Two examples are demonstrated here:
- All dependencies are installed by pip
- A dependency is compilation needed
Basic idea
Customization of runtime are two parts:
- Install packages of dependency into Group Volume
- Append extra search paths to your application
Configure the dependency search path to your application:
- Use
LD_LIBRARY_PATH
environment variable to linux shared library (.so files) - Use
PYTHONPATH
environment variable to python application
Here only list Python-related path, for other languages, please visit their official documentation.
PIP
For python application, using pip
package installer is simpler way to customize job runtime. Packages could be installed into assigned directory by --target
.
E.g. Install mlflow
libraries into <GROUP_VOLUME>/mlflow-library
by --target
option with specified <GROUP_Volme>
.
pip install --target <GROUP_VOLUME>/mlflow-library mlflow sklearn
Then specify PYTHONPATH
variables with python package path to Group Volume.

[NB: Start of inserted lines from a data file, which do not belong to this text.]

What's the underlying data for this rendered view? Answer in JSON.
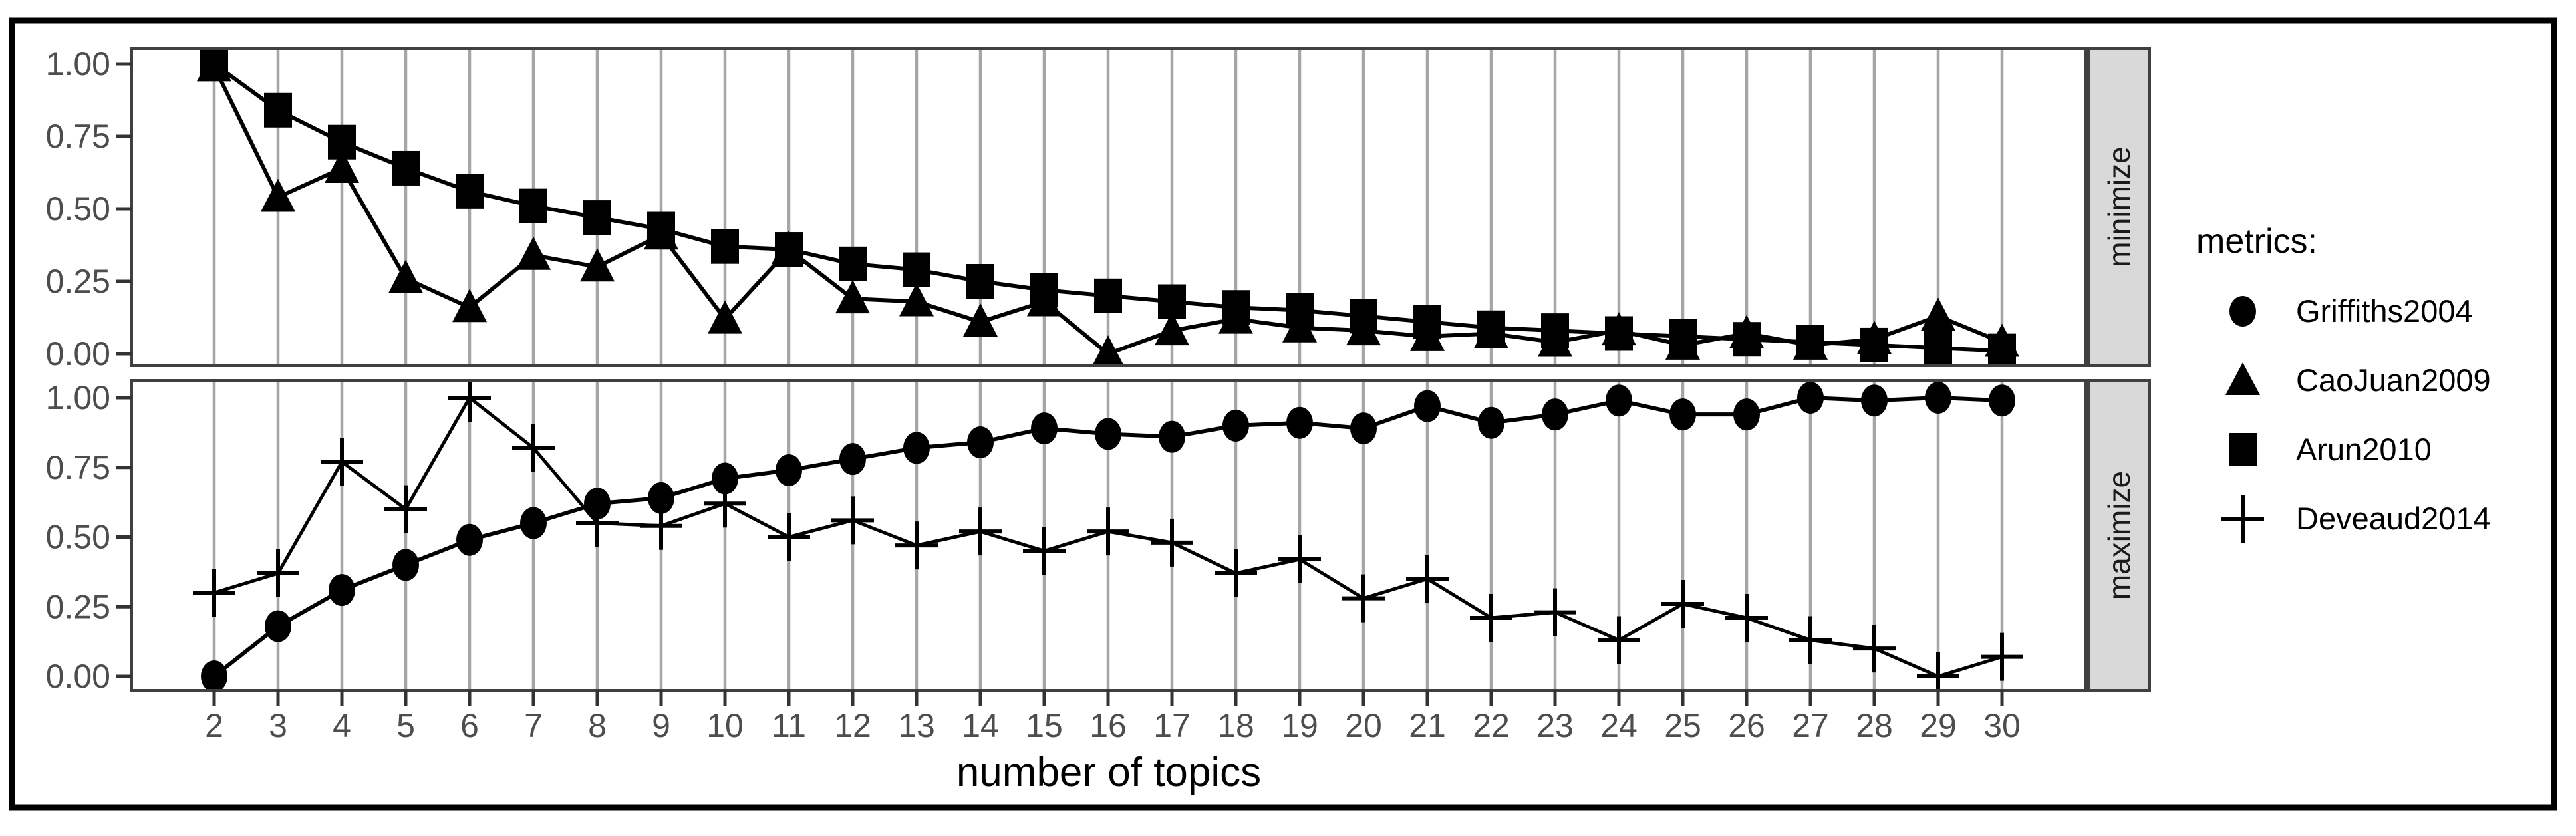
{
  "chart_data": {
    "type": "line",
    "title": "",
    "x": {
      "label": "number of topics",
      "values": [
        2,
        3,
        4,
        5,
        6,
        7,
        8,
        9,
        10,
        11,
        12,
        13,
        14,
        15,
        16,
        17,
        18,
        19,
        20,
        21,
        22,
        23,
        24,
        25,
        26,
        27,
        28,
        29,
        30
      ],
      "tick_labels": [
        "2",
        "3",
        "4",
        "5",
        "6",
        "7",
        "8",
        "9",
        "10",
        "11",
        "12",
        "13",
        "14",
        "15",
        "16",
        "17",
        "18",
        "19",
        "20",
        "21",
        "22",
        "23",
        "24",
        "25",
        "26",
        "27",
        "28",
        "29",
        "30"
      ]
    },
    "y": {
      "label": "",
      "range": [
        0,
        1
      ],
      "tick_values": [
        0,
        0.25,
        0.5,
        0.75,
        1
      ],
      "tick_labels": [
        "0.00",
        "0.25",
        "0.50",
        "0.75",
        "1.00"
      ]
    },
    "grid": "vertical-major-only",
    "facets": [
      {
        "id": "minimize",
        "strip": "minimize"
      },
      {
        "id": "maximize",
        "strip": "maximize"
      }
    ],
    "series": [
      {
        "name": "Griffiths2004",
        "facet": "maximize",
        "shape": "circle",
        "values": [
          0.0,
          0.18,
          0.31,
          0.4,
          0.49,
          0.55,
          0.62,
          0.64,
          0.71,
          0.74,
          0.78,
          0.82,
          0.84,
          0.89,
          0.87,
          0.86,
          0.9,
          0.91,
          0.89,
          0.97,
          0.91,
          0.94,
          0.99,
          0.94,
          0.94,
          1.0,
          0.99,
          1.0,
          0.99
        ]
      },
      {
        "name": "CaoJuan2009",
        "facet": "minimize",
        "shape": "triangle",
        "values": [
          0.99,
          0.54,
          0.64,
          0.26,
          0.16,
          0.34,
          0.3,
          0.41,
          0.12,
          0.36,
          0.19,
          0.18,
          0.11,
          0.18,
          0.0,
          0.08,
          0.12,
          0.09,
          0.08,
          0.06,
          0.07,
          0.04,
          0.08,
          0.03,
          0.07,
          0.03,
          0.05,
          0.13,
          0.04
        ]
      },
      {
        "name": "Arun2010",
        "facet": "minimize",
        "shape": "square",
        "values": [
          1.0,
          0.84,
          0.73,
          0.64,
          0.56,
          0.51,
          0.47,
          0.43,
          0.37,
          0.36,
          0.31,
          0.29,
          0.25,
          0.22,
          0.2,
          0.18,
          0.16,
          0.15,
          0.13,
          0.11,
          0.09,
          0.08,
          0.07,
          0.06,
          0.05,
          0.04,
          0.03,
          0.02,
          0.01
        ]
      },
      {
        "name": "Deveaud2014",
        "facet": "maximize",
        "shape": "plus",
        "values": [
          0.3,
          0.37,
          0.77,
          0.6,
          1.0,
          0.82,
          0.55,
          0.54,
          0.62,
          0.5,
          0.56,
          0.47,
          0.52,
          0.45,
          0.52,
          0.48,
          0.37,
          0.42,
          0.28,
          0.35,
          0.21,
          0.23,
          0.13,
          0.26,
          0.21,
          0.13,
          0.1,
          0.0,
          0.07
        ]
      }
    ],
    "legend": {
      "title": "metrics:",
      "position": "right",
      "items": [
        {
          "label": "Griffiths2004",
          "shape": "circle"
        },
        {
          "label": "CaoJuan2009",
          "shape": "triangle"
        },
        {
          "label": "Arun2010",
          "shape": "square"
        },
        {
          "label": "Deveaud2014",
          "shape": "plus"
        }
      ]
    },
    "colors": {
      "series": "#000000",
      "grid": "#a6a6a6",
      "panel_border": "#404040",
      "tick_mark": "#333333",
      "tick_label": "#4d4d4d",
      "axis_title": "#000000",
      "strip_fill": "#d9d9d9",
      "strip_text": "#1a1a1a",
      "outer_border": "#000000",
      "panel_fill": "#ffffff"
    }
  }
}
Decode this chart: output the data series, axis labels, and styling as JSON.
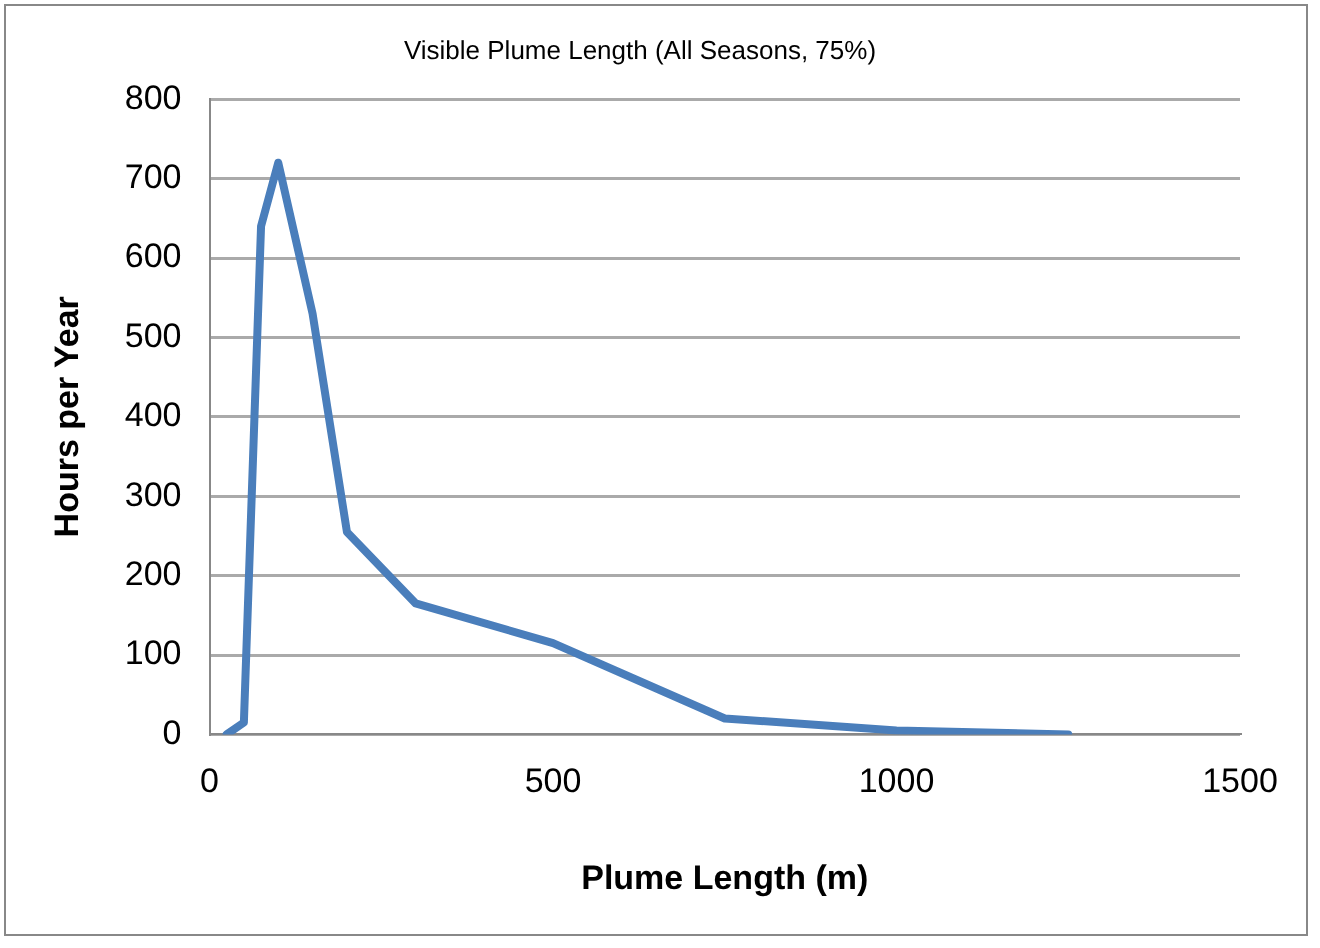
{
  "chart_data": {
    "type": "line",
    "title": "Visible Plume Length (All Seasons, 75%)",
    "xlabel": "Plume Length (m)",
    "ylabel": "Hours per Year",
    "x": [
      25,
      50,
      75,
      100,
      150,
      200,
      300,
      500,
      750,
      1000,
      1250
    ],
    "series": [
      {
        "color": "#4a7ebb",
        "values": [
          0,
          15,
          640,
          720,
          530,
          255,
          165,
          115,
          20,
          5,
          0
        ]
      }
    ],
    "xlim": [
      0,
      1500
    ],
    "xticks": [
      0,
      500,
      1000,
      1500
    ],
    "ylim": [
      0,
      800
    ],
    "yticks": [
      0,
      100,
      200,
      300,
      400,
      500,
      600,
      700,
      800
    ],
    "grid": "y",
    "legend": false,
    "marker": "none",
    "line_style": "solid"
  }
}
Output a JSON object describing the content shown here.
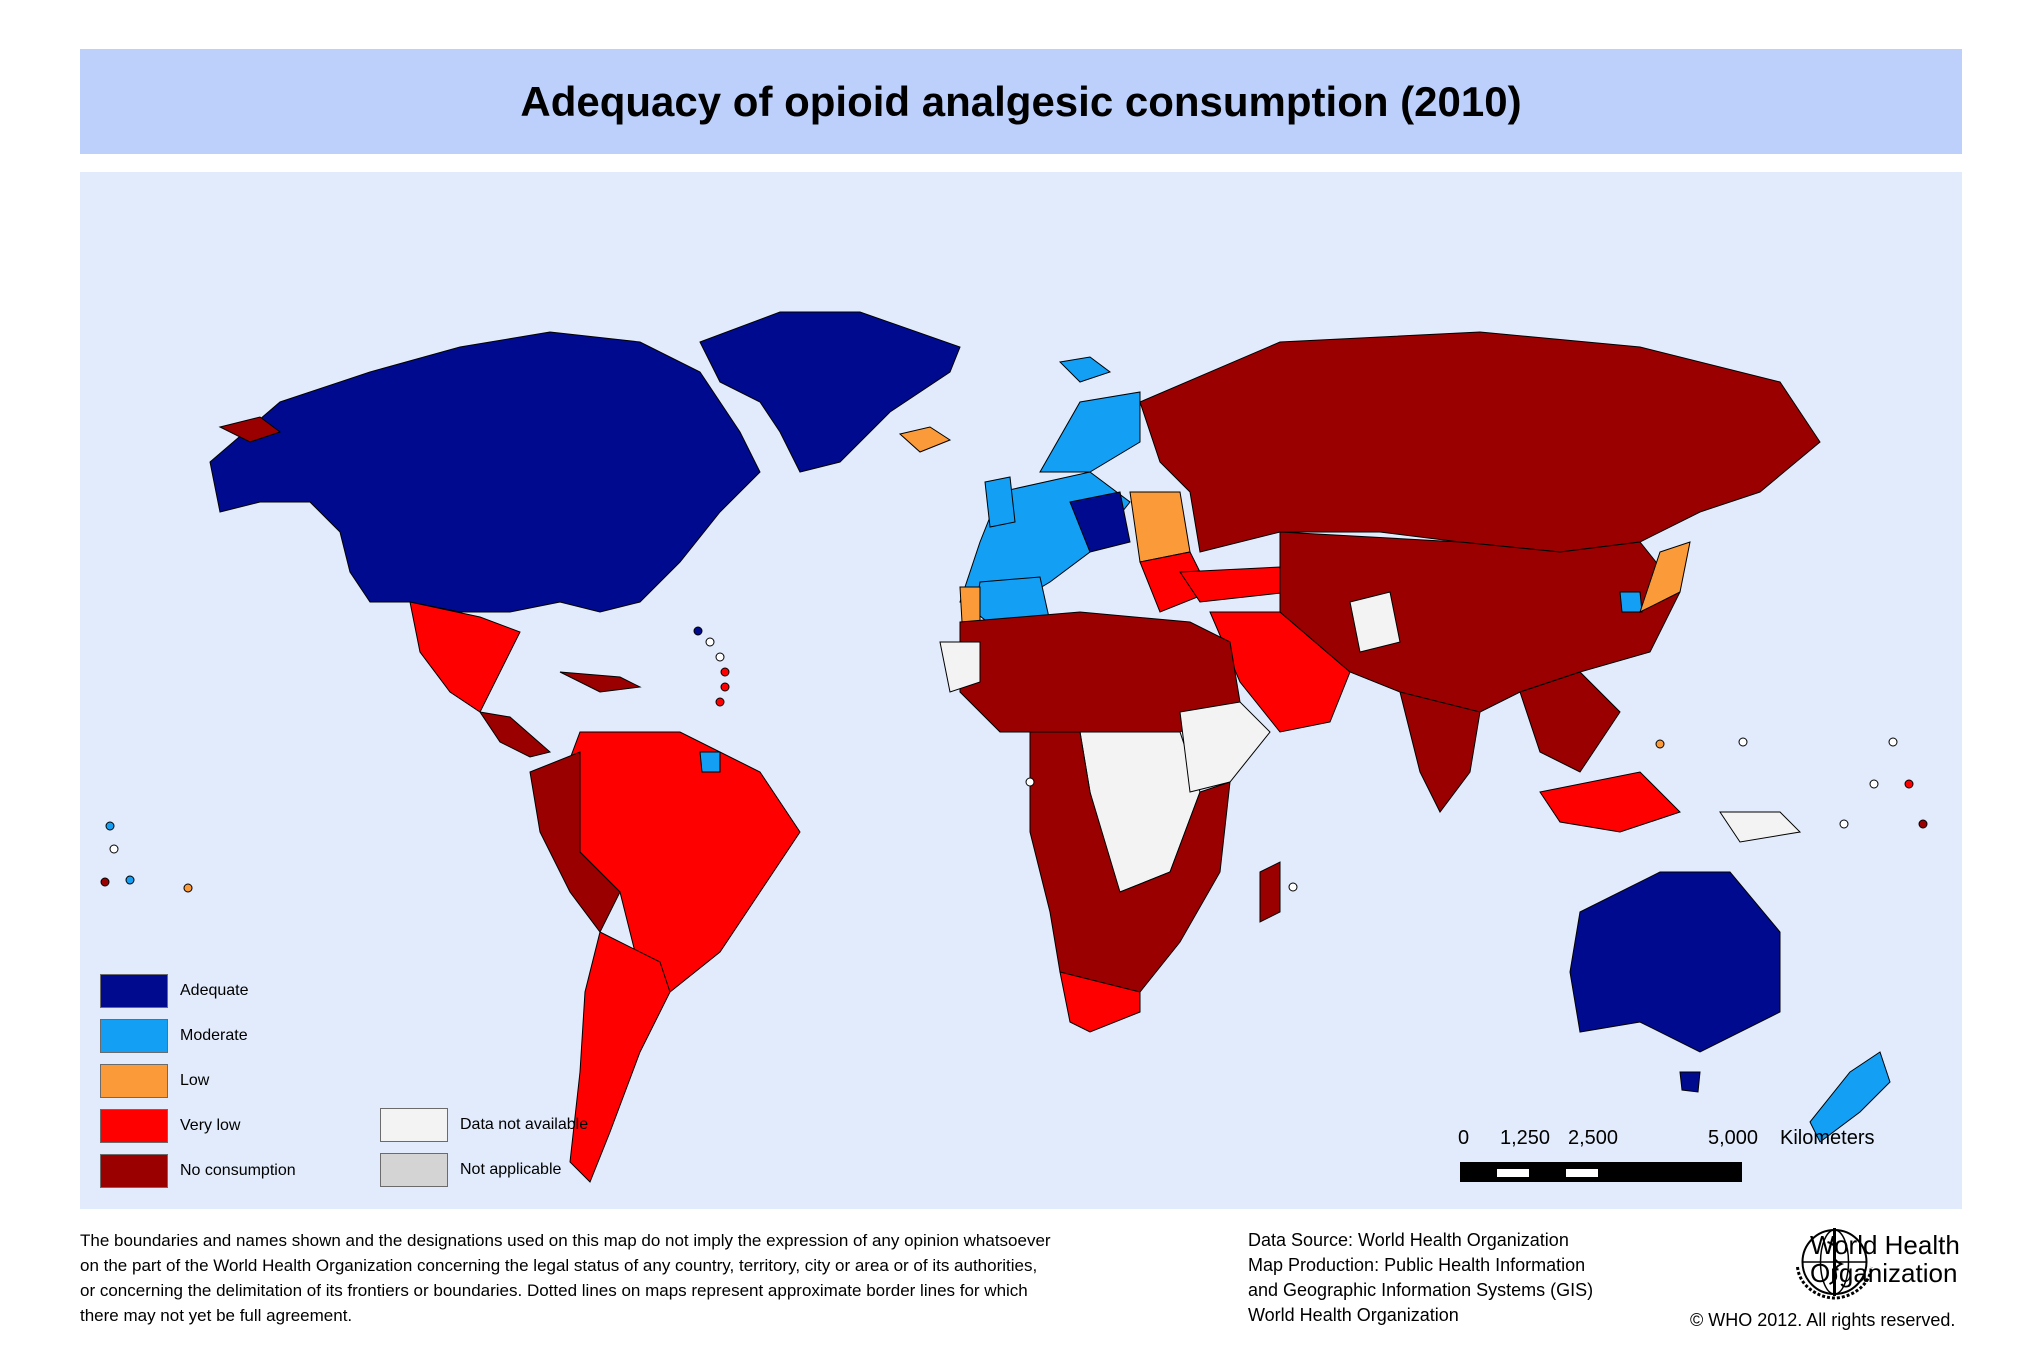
{
  "title": "Adequacy of opioid analgesic consumption (2010)",
  "legend": [
    {
      "label": "Adequate",
      "color": "#000a8f"
    },
    {
      "label": "Moderate",
      "color": "#139ff4"
    },
    {
      "label": "Low",
      "color": "#fb9a38"
    },
    {
      "label": "Very low",
      "color": "#ff0000"
    },
    {
      "label": "No consumption",
      "color": "#9a0000"
    },
    {
      "label": "Data not available",
      "color": "#f3f3f3"
    },
    {
      "label": "Not applicable",
      "color": "#d4d4d4"
    }
  ],
  "scale": {
    "labels": [
      "0",
      "1,250",
      "2,500",
      "5,000"
    ],
    "unit": "Kilometers"
  },
  "disclaimer": [
    "The boundaries and names shown and the designations used on this map do not imply the expression of any opinion whatsoever",
    "on the part of the World Health Organization concerning the legal status of any country, territory, city or area or of its authorities,",
    "or concerning the delimitation of its frontiers or boundaries.  Dotted lines on maps represent approximate border lines for which",
    "there may not yet be full agreement."
  ],
  "source": [
    "Data Source: World Health Organization",
    "Map Production: Public Health Information",
    "and Geographic Information Systems (GIS)",
    "World Health Organization"
  ],
  "organization": [
    "World Health",
    "Organization"
  ],
  "copyright": "© WHO 2012. All rights reserved."
}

jovyan@jupyter-phadmin:~/mlflow$ PYTHONPATH=<GROUP_VOLUME>/mlflow-library/
jovyan@jupyter-phadmin:~/mlflow$ python examples/sklearn_elasticnet_wine/train.py
Elasticnet model (alpha=0.500000, l1_ratio=0.500000):
RMSE: 0.7931640229276851
MAE: 0.6271946374319586
R2: 0.10862644997792614
In command lines of a Job, use this form to specify extra dependency:
PYTHONPATH=<GROUP_VOLUME>/mlflow-library/ python [your-application.py]
Load native dynamic library at runtime
In some cases, a library works with its native library. It should configure dependencies by LD_LIBRARY_PATH
.
For example, submit a job running warp-ctc which requires two steps according to the installation documents:
- Build the native library
- Install the binding python packages
In this case, we have to build the libwarpctc.so
first and copy it to <GROUP_VOLUME>/warp-ctc/libwarpctc.so
, then build the Python package with --prefix
and WARP_CTC_PATH
environment variables
cd pytorch_binding
WARP_CTC_PATH=<GROUP_VOLUME>/warp-ctc \
python setup.py install --prefix=<GROUP_VOLUME>/warp-ctc
In the build log, it points the installed path, set PYTHONPATH
the path
Installed <GROUP_VOLUME>/warp-ctc/lib/python3.7/site-packages/warpctc_pytorch-0.1-py3.7-linux-x86_64.egg
LD_LIBRARY_PATH=<GROUP_VOLUME>/warp-ctc \
PYTHONPATH=<GROUP_VOLUME>/warp-ctc/lib/python3.7/site-packages/warpctc_pytorch-0.1-py3.7-linux-x86_64.egg \
python [your-application.py]
Installed packages under Group Volume are also available to other group members as long as paths are specified, since Group Volume is a shared data store within the group.